A small percentage of the hydrogen atoms (about one per cent of the atoms in the universe) are deuterium having a nucleus composed of a proton and a neutron. As the neutron carries no charge, it has little impact on the number or velocity of the electrons. It just makes for a heavier nucleus.
In tritium, the nucleus contains two neutrons but still only one proton. Indeed, the defining characteristic of all hydrogen atoms is the presence of only a single proton in the nucleus.
Put two protons in the nucleus and we have a helium atom. Helium makes up about nine per cent of the atoms in the universe. It is generated by the fusion of hydrogen atoms in the core of stars. Simplistically, two deuterium nuclei join together to give helium - although it is actually much more complicated. Because helium nuclei are emitted during certain types of radiation, they have a name and are called alpha-particles.
It is the fusion together of helium nuclei which allows us to build more complex atoms. A carbon atom is generated by fusing three helium nuclei. An oxygen atom requires four and so on.
One of the subtle points about the elements making up everything around us is that, with a few exceptions, even-numbered elements are more abundant than their neighbouring odd-numbered elements.

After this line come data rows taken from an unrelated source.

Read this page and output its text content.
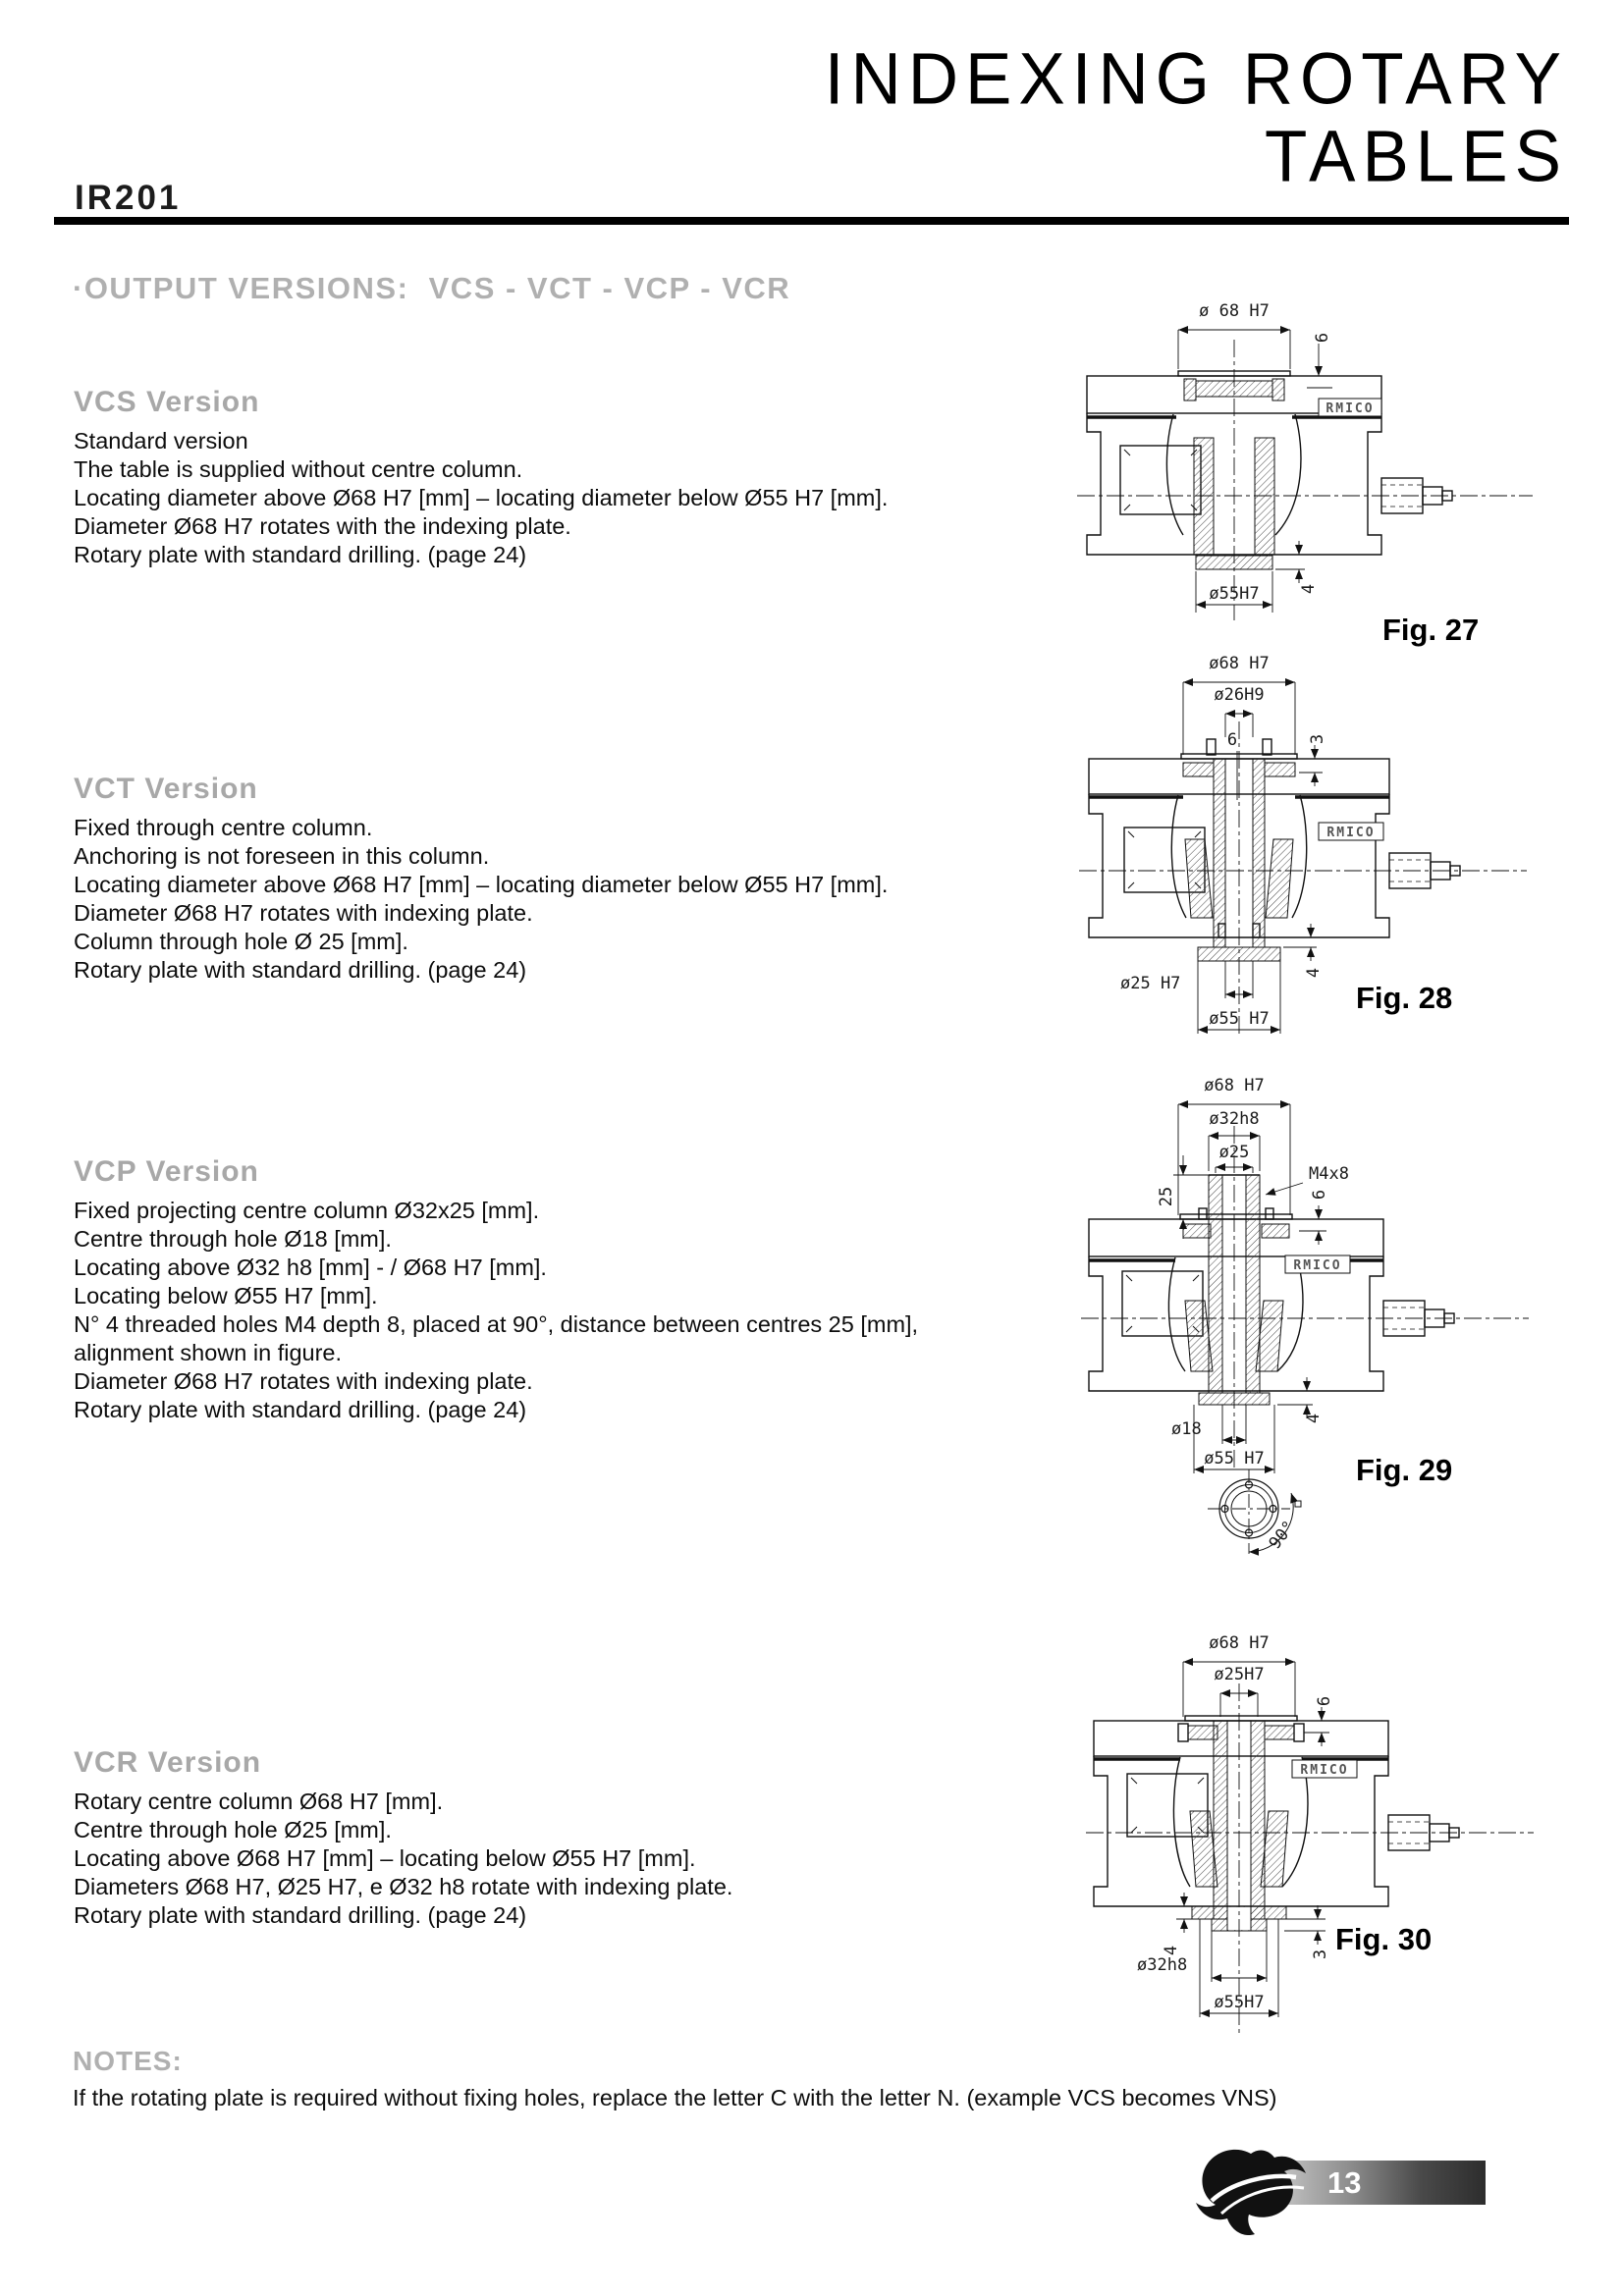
INDEXING ROTARY
TABLES
IR201
·OUTPUT VERSIONS:  VCS - VCT - VCP - VCR
VCS Version

Standard version

The table is supplied without centre column.

Locating diameter above Ø68 H7 [mm] – locating diameter below Ø55 H7 [mm].

Diameter Ø68 H7 rotates with the indexing plate.

Rotary plate with standard drilling. (page 24)

VCT Version

Fixed through centre column.

Anchoring is not foreseen in this column.

Locating diameter above Ø68 H7 [mm] – locating diameter below Ø55 H7 [mm].

Diameter Ø68 H7 rotates with indexing plate.

Column through hole Ø 25 [mm].

Rotary plate with standard drilling. (page 24)

VCP Version

Fixed projecting centre column Ø32x25 [mm].

Centre through hole Ø18 [mm].

Locating above Ø32 h8 [mm] - / Ø68 H7 [mm].

Locating below Ø55 H7 [mm].

N° 4 threaded holes M4 depth 8, placed at 90°, distance between centres 25 [mm],

alignment shown in figure.

Diameter Ø68 H7 rotates with indexing plate.

Rotary plate with standard drilling. (page 24)

VCR Version

Rotary centre column Ø68 H7 [mm].

Centre through hole Ø25 [mm].

Locating above Ø68 H7 [mm] – locating below Ø55 H7 [mm].

Diameters Ø68 H7, Ø25 H7, e Ø32 h8 rotate with indexing plate.

Rotary plate with standard drilling. (page 24)

RMICO
ø 68 H7
6
ø55H7 4
Fig. 27
RMICO
ø68 H7
ø26H9
6	3
ø25 H7
4
ø55 H7
Fig. 28
RMICO
ø68 H7
ø32h8
ø25
M4x8
25	6
ø18
4
ø55 H7
90°
Fig. 29
RMICO
ø68 H7
ø25H7
6
4	3
ø32h8
ø55H7
Fig. 30
NOTES:
If the rotating plate is required without fixing holes, replace the letter C with the letter N. (example VCS becomes VNS)
13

That is, oxygen is more abundant than either nitrogen or fluorine when considering the universe as a whole.
This building up of elements from hydrogen and helium nuclei occurs in the heart of a star. The rate is limited by the difficulty in generating beryllium, but the overall effect is to generate all of the atoms in the periodic table.
There are 90 or so naturally occurring elements and we have added another 28 to the table through synthetic means.
So, how do you go about building a universe?
You start with a huge amount of energy and from that you create elementary particles such as the proton, neutron and electron. By combining these sub-atomic constituents together, you get simple atoms such as hydrogen and helium. But put them in the oven to bake - in the heart of a star at hundreds of thousands of degrees under extreme pressure - and you can generate all of the elements across the periodic table.
Roughly 4.5 billion years after that, chemists will have discovered all of the elements and organized them into the periodic table.